As-salamu alaikum wa rahmatulahi wa barakatuh,
This year has been a challenge for all, and as Muslims this challenge has been particularly heightened around the time of Eid as it has restricted our ability to celebrate in the same way as usual which naturally brings about concerns regarding making it a fun occasion as it should be for our children.
It is difficult, but there are many ways that fun can still be had in Eid. To a large extent much of the customs can still be carried out, although, given the travel and social contact restrictions you may do more than you might usually.
For example, decorate your house for Eid and let them be involved in designing and making some decorations themselves and be involved in deciding where they will go.
Perhaps on a usual Eid they may be less involved in these tasks and more focused on socializing with their friends, so this helps to maintain their interest in fun activities where some other activities may need to have been reduced or taken away altogether.
You might take the same approach with the food.
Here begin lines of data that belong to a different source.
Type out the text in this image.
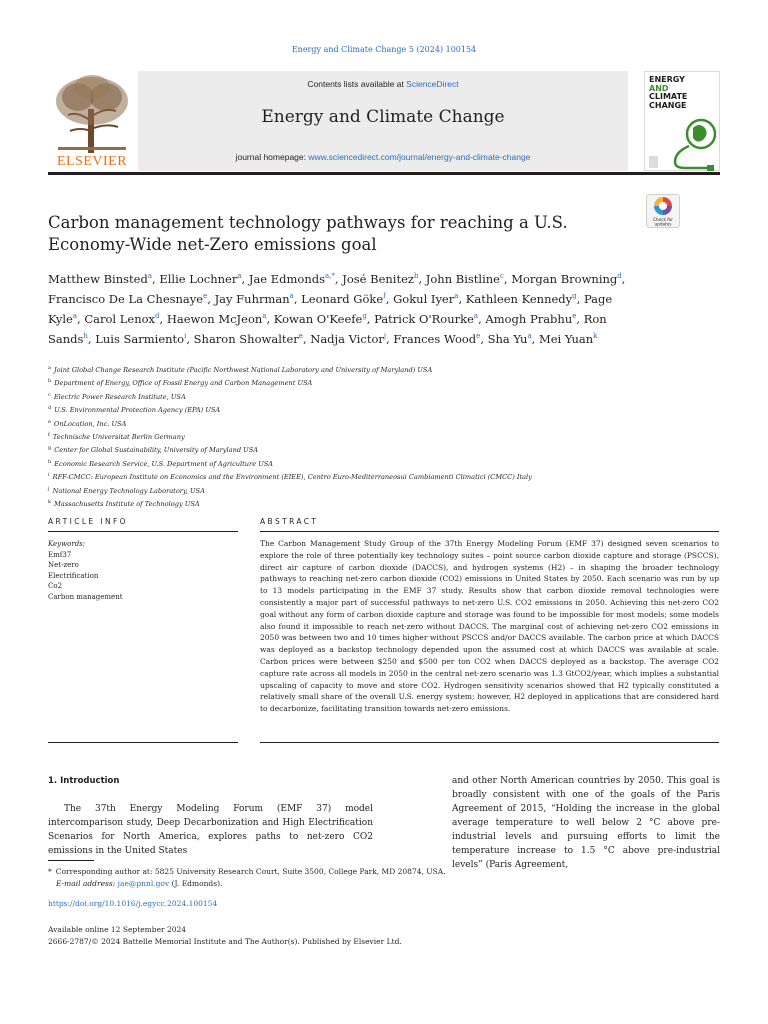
Energy and Climate Change 5 (2024) 100154
ELSEVIER
Contents lists available at ScienceDirect
Energy and Climate Change
journal homepage: www.sciencedirect.com/journal/energy-and-climate-change
ENERGY
AND
CLIMATE
CHANGE
Check for
updates
Carbon management technology pathways for reaching a U.S.
Economy-Wide net-Zero emissions goal
Matthew Binsted$^a$, Ellie Lochner$^a$, Jae Edmonds$^{a,*}$, José Benitez$^b$, John Bistline$^c$, Morgan Browning$^d$, Francisco De La Chesnaye$^e$, Jay Fuhrman$^a$, Leonard Göke$^f$, Gokul Iyer$^a$, Kathleen Kennedy$^g$, Page Kyle$^a$, Carol Lenox$^d$, Haewon McJeon$^a$, Kowan O'Keefe$^g$, Patrick O'Rourke$^a$, Amogh Prabhu$^e$, Ron Sands$^h$, Luis Sarmiento$^i$, Sharon Showalter$^e$, Nadja Victor$^j$, Frances Wood$^e$, Sha Yu$^a$, Mei Yuan$^k$
$^a$ Joint Global Change Research Institute (Pacific Northwest National Laboratory and University of Maryland) USA
$^b$ Department of Energy, Office of Fossil Energy and Carbon Management USA
$^c$ Electric Power Research Institute, USA
$^d$ U.S. Environmental Protection Agency (EPA) USA
$^e$ OnLocation, Inc. USA
$^f$ Technische Universitat Berlin Germany
$^g$ Center for Global Sustainability, University of Maryland USA
$^h$ Economic Research Service, U.S. Department of Agriculture USA
$^i$ RFF-CMCC: European Institute on Economics and the Environment (EIEE), Centro Euro-Mediterraneosui Cambiamenti Climatici (CMCC) Italy
$^j$ National Energy Technology Laboratory, USA
$^k$ Massachusetts Institute of Technology USA
ARTICLE INFO	ABSTRACT
Keywords:
Emf37
Net-zero
Electrification
Co2
Carbon management
The Carbon Management Study Group of the 37th Energy Modeling Forum (EMF 37) designed seven scenarios to explore the role of three potentially key technology suites – point source carbon dioxide capture and storage (PSCCS), direct air capture of carbon dioxide (DACCS), and hydrogen systems (H2) – in shaping the broader technology pathways to reaching net-zero carbon dioxide (CO2) emissions in United States by 2050. Each scenario was run by up to 13 models participating in the EMF 37 study. Results show that carbon dioxide removal technologies were consistently a major part of successful pathways to net-zero U.S. CO2 emissions in 2050. Achieving this net-zero CO2 goal without any form of carbon dioxide capture and storage was found to be impossible for most models; some models also found it impossible to reach net-zero without DACCS. The marginal cost of achieving net-zero CO2 emissions in 2050 was between two and 10 times higher without PSCCS and/or DACCS available. The carbon price at which DACCS was deployed as a backstop technology depended upon the assumed cost at which DACCS was available at scale. Carbon prices were between $250 and $500 per ton CO2 when DACCS deployed as a backstop. The average CO2 capture rate across all models in 2050 in the central net-zero scenario was 1.3 GtCO2/year, which implies a substantial upscaling of capacity to move and store CO2. Hydrogen sensitivity scenarios showed that H2 typically constituted a relatively small share of the overall U.S. energy system; however, H2 deployed in applications that are considered hard to decarbonize, facilitating transition towards net-zero emissions.
1. Introduction
The 37th Energy Modeling Forum (EMF 37) model intercomparison study, Deep Decarbonization and High Electrification Scenarios for North America, explores paths to net-zero CO2 emissions in the United States
and other North American countries by 2050. This goal is broadly consistent with one of the goals of the Paris Agreement of 2015, “Holding the increase in the global average temperature to well below 2 °C above pre-industrial levels and pursuing efforts to limit the temperature increase to 1.5 °C above pre-industrial levels” (Paris Agreement,
* Corresponding author at: 5825 University Research Court, Suite 3500, College Park, MD 20874, USA.
E-mail address: jae@pnnl.gov (J. Edmonds).
https://doi.org/10.1016/j.egycc.2024.100154
Available online 12 September 2024
2666-2787/© 2024 Battelle Memorial Institute and The Author(s). Published by Elsevier Ltd.
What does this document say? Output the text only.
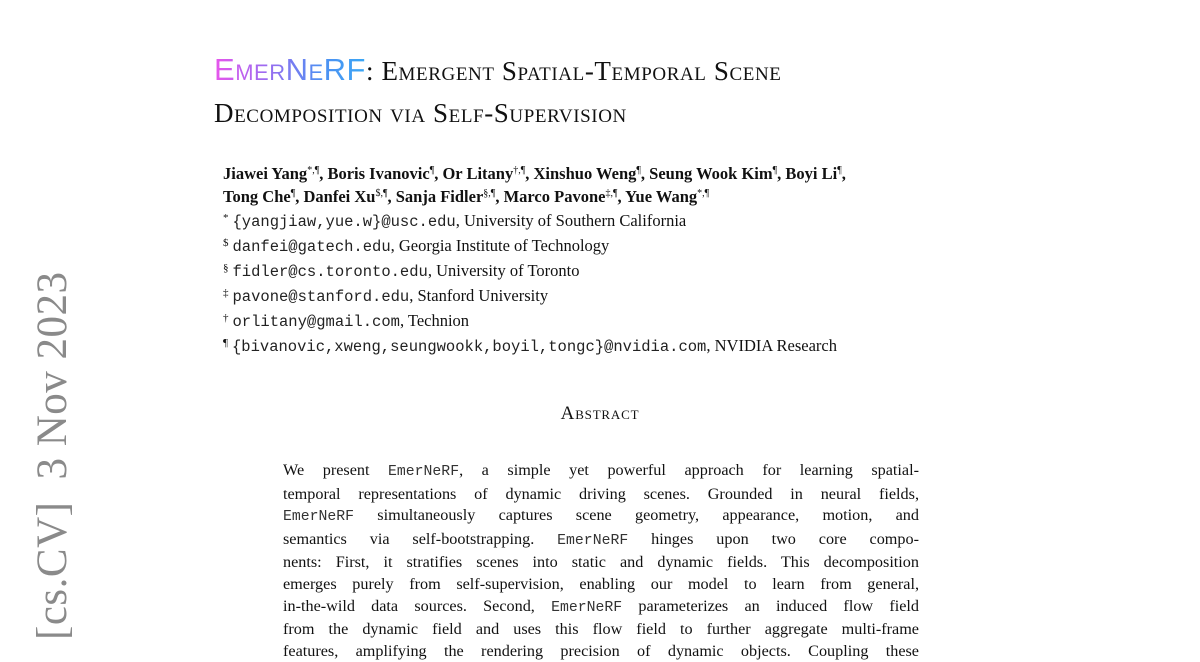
[cs.CV]3 Nov 2023
EMERNERF: Emergent Spatial-Temporal Scene
Decomposition via Self-Supervision
Jiawei Yang*,¶, Boris Ivanovic¶, Or Litany†,¶, Xinshuo Weng¶, Seung Wook Kim¶, Boyi Li¶,
Tong Che¶, Danfei Xu$,¶, Sanja Fidler§,¶, Marco Pavone‡,¶, Yue Wang*,¶
* {yangjiaw,yue.w}@usc.edu, University of Southern California
$ danfei@gatech.edu, Georgia Institute of Technology
§ fidler@cs.toronto.edu, University of Toronto
‡ pavone@stanford.edu, Stanford University
† orlitany@gmail.com, Technion
¶ {bivanovic,xweng,seungwookk,boyil,tongc}@nvidia.com, NVIDIA Research
Abstract
We present EmerNeRF, a simple yet powerful approach for learning spatial-
temporal representations of dynamic driving scenes. Grounded in neural fields,
EmerNeRF simultaneously captures scene geometry, appearance, motion, and
semantics via self-bootstrapping. EmerNeRF hinges upon two core compo-
nents: First, it stratifies scenes into static and dynamic fields. This decomposition
emerges purely from self-supervision, enabling our model to learn from general,
in-the-wild data sources. Second, EmerNeRF parameterizes an induced flow field
from the dynamic field and uses this flow field to further aggregate multi-frame
features, amplifying the rendering precision of dynamic objects. Coupling these
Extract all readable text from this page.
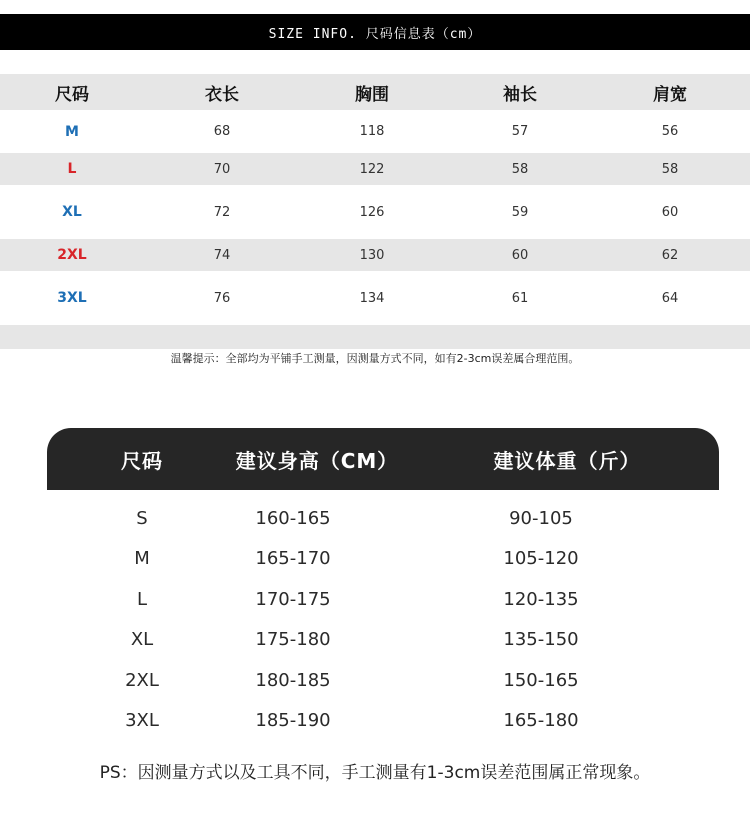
SIZE INFO. 尺码信息表（cm）
尺码	衣长	胸围	袖长	肩宽
M	68	118	57	56
L	70	122	58	58
XL	72	126	59	60
2XL	74	130	60	62
3XL	76	134	61	64
温馨提示：全部均为平铺手工测量，因测量方式不同，如有2-3cm误差属合理范围。
尺码	建议身高（CM）	建议体重（斤）
S	160-165	90-105
M	165-170	105-120
L	170-175	120-135
XL	175-180	135-150
2XL	180-185	150-165
3XL	185-190	165-180
PS：因测量方式以及工具不同，手工测量有1-3cm误差范围属正常现象。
Let them pick what treat they would like and make them and allow them to make them, again getting the involved will keep the fun flowing in things that they have a keen interest to be involved in.
Perhaps in any other Eid they would have been involved in fun activities following Eid prayer. This doesn’t have to be lost.
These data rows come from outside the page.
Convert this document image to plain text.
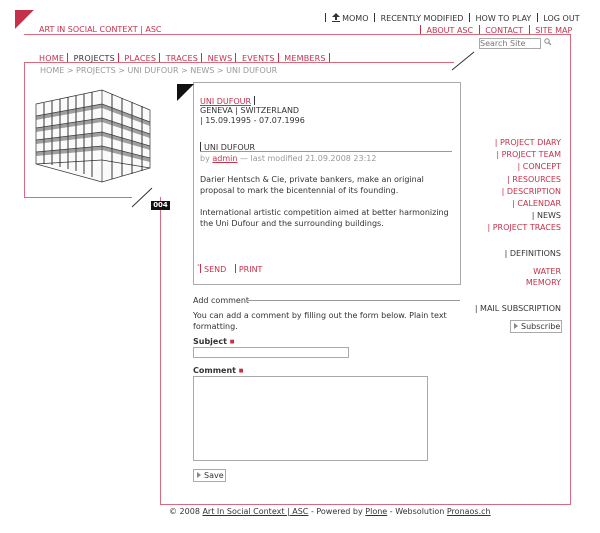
MOMO RECENTLY MODIFIED HOW TO PLAY LOG OUT
ART IN SOCIAL CONTEXT | ASC	ABOUT ASC CONTACT SITE MAP
Search Site
HOME PROJECTS PLACES TRACES NEWS EVENTS MEMBERS
HOME > PROJECTS > UNI DUFOUR > NEWS > UNI DUFOUR
004
UNI DUFOUR
GENEVA | SWITZERLAND
| 15.09.1995 - 07.07.1996
UNI DUFOUR
by admin — last modified 21.09.2008 23:12
Darier Hentsch & Cie, private bankers, make an original proposal to mark the bicentennial of its founding.
International artistic competition aimed at better harmonizing the Uni Dufour and the surrounding buildings.
˚ SEND PRINT
| PROJECT DIARY
| PROJECT TEAM
| CONCEPT
| RESOURCES
| DESCRIPTION
| CALENDAR
| NEWS
| PROJECT TRACES
| DEFINITIONS
WATER
MEMORY
| MAIL SUBSCRIPTION
Subscribe
Add comment
You can add a comment by filling out the form below. Plain text formatting.
Subject ■
Comment ■
Save
© 2008 Art In Social Context | ASC - Powered by Plone - Websolution Pronaos.ch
You can emulate the same in the home. For example, you might get some small treats and toys that you could hide around the house and do a treasure hunt as well as other common party games that might be done in the masjid usually. You can even ask them which kinds of games they like to play and facilitate the same for them
If the restrictions in your country allow, you might invite a small number of their friends, perhaps from a single family to join them for some time if you feel comfortable to do so.
Alternatively, you could organise to have video calls with their friends and family. This way you all will be able to maintain the same ties that you usually would on Eid.
May Allah reward all your efforts to make Eid an enjoyable time for your children at this difficult time. May He bless you all with a happy and fun filled day.